In the northern hemisphere, around one-quarter of the ground is permanently frozen. It has been estimated that these regions contain carbon that is almost twice as much as the Earth's present atmosphere.
According to a new study, such permafrost soils are progressively thawing out as the planet becomes warmer and are emitting that carbon, which speeds up the thawing process.
An international team of researchers, including Thomas Borch, a professor in the Department of Soil and Crop Sciences at Colorado State University (CSU), and Monique Patzner, a Ph.D. student from the Center for Applied Geoscience at the University of Tübingen in Germany, studied the effects of this development on the microorganisms in the soil. The results of their study have been published in the Nature Communications journal.
Borch, who jointly advises Patzner, also holds appointments in the CSU Department of Civil and Environmental Engineering and the Department of Chemistry. Patzner was the lead author of the article. The study was headed by Andreas Kappler from the University of Tübingen and Casey Bryce from the University of Bristol in the United Kingdom.
The researchers worked on the hypothesis that the thawing process boosts the availability of organic carbon for microbes to process and consequently discharges large quantities of methane and carbon dioxide. Such gases speed up the greenhouse effect, resulting in more permafrost thawing in a kind of vicious cycle.
Warming temperatures cause the disintegration of intact permafrost soils, leading to landslides and the extensive formation of wetlands. In the new study, the researchers wanted to find out what exactly happens to the soil-trapped carbon when the permafrost thaws out.
The organic material naturally present in the samples accumulated as peat over thousands of years. With permafrost thaw, microbes become active and are able to decompose the peat. We also know that iron minerals preserve organic carbon from biodegradation in various environments—and thus they could be a carbon sink even after the permafrost has thawed.
Andreas Kappler, University of Tübingen
The reactive iron exists as a kind of rust and is likely to capture the organic material in the so-called 'rusty carbon sink.'
Investigations in Sweden
The storage potential of the rusty carbon sink was investigated by the researchers. This carbon sink is located at a permafrost peatland at Stordalen mire, Abisko, Sweden. From this site, the team collected samples of the soil porewater and also the drill cores of the active layer along a permafrost thaw gradient.
They subsequently examined the amount of organic material that was attached to reactive iron minerals, the degree of stability between these iron-carbon associations and the permafrost thaw, and whether the existing microbes could utilize the material as a source of energy and food. The researchers also performed experiments in the laboratory of the University of Tübingen.

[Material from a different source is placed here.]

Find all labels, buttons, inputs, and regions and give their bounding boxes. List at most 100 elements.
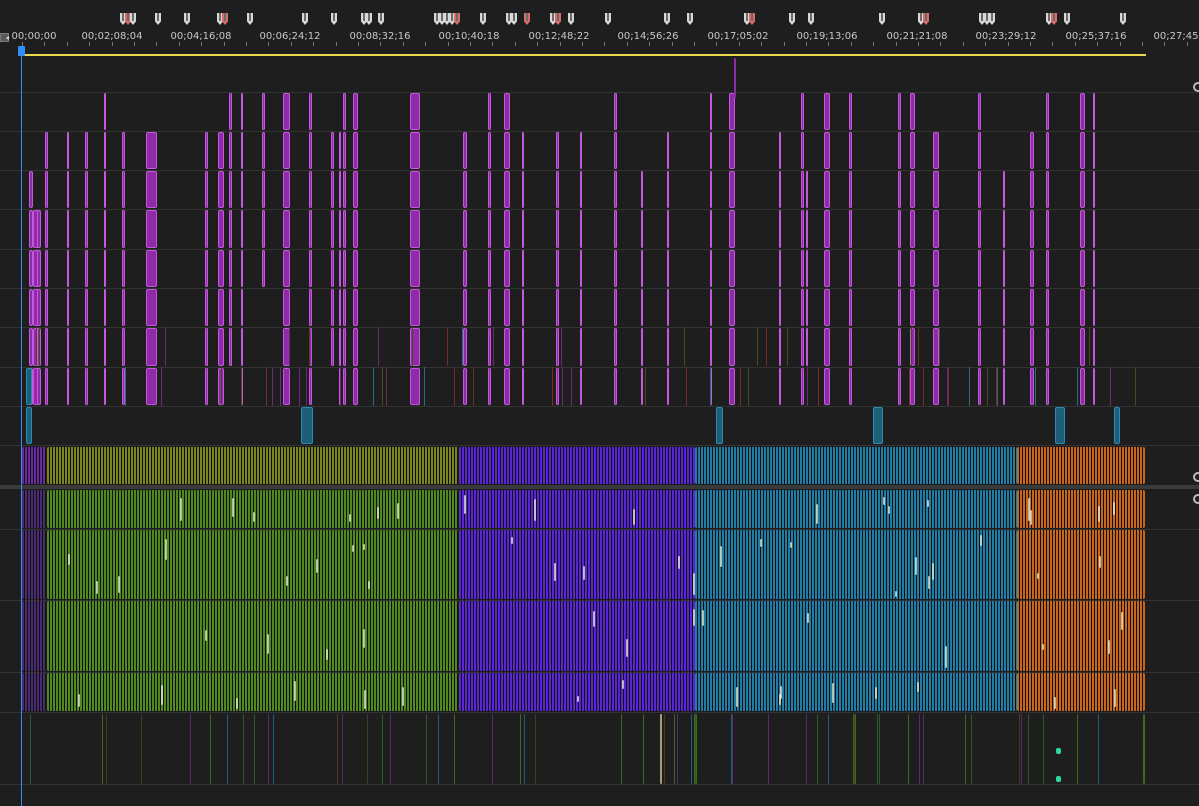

Using synchrotron-based radiation at the Stanford Synchrotron Radiation Lightsource, Borch’s group handled the characterization of the iron mineralogy along the permafrost thaw gradient. They noticed a loss of poorly crystalline iron and a reduction in organic matter-chelated iron, but also observed an increase in iron sulfurs and iron-bearing clays along the thaw gradient.
“This clearly indicated that important iron phases were dissolving due to permafrost thaw-induced anaerobic conditions,” stated Borch.
The researchers also observed that microbes can apparently use the iron as a food source, thus discharging the bound organic carbon into the water in the soil.
That means the rusty carbon sink cannot prevent the organic carbon from escaping from the thawing permafrost.
Andreas Kappler, University of Tübingen
“Based on data available from elsewhere in the northern hemisphere, we expect that our findings are applicable for permafrost environments worldwide,” Bryce added.
Patzner elaborated that the rusty carbon sink is lost during permafrost thaw and is only detected in intact permafrost soils. The team is now looking for ways to find out how exactly this eases greenhouse gas emissions and, therefore, global warming.
It appears that the previously iron-bound carbon is highly bioavailable and, therefore, bacteria could immediately metabolize it into greenhouse gas emissions. This is a process which is currently absent from climate-change prediction models and must be factored in.
Monique Patzner, PhD Student, Center for Applied Geoscience, University of Tübingen
Currently, the Borch laboratory is using Fourier transform ion cyclotron resonance mass spectrometry installed at the National High Magnetic Field Laboratory to explain the fate and chemical nature of the organic matter discharged. Such kinds of additional inquiries should give a deeper insight into carbon cycling in these susceptible ecosystems, concluded Borch.
Patzner, M. S., et al. (2020) Iron mineral dissolution releases iron and associated organic carbon during permafrost thaw. Nature Communications. doi.org/10.1038/s41467-020-20102-6.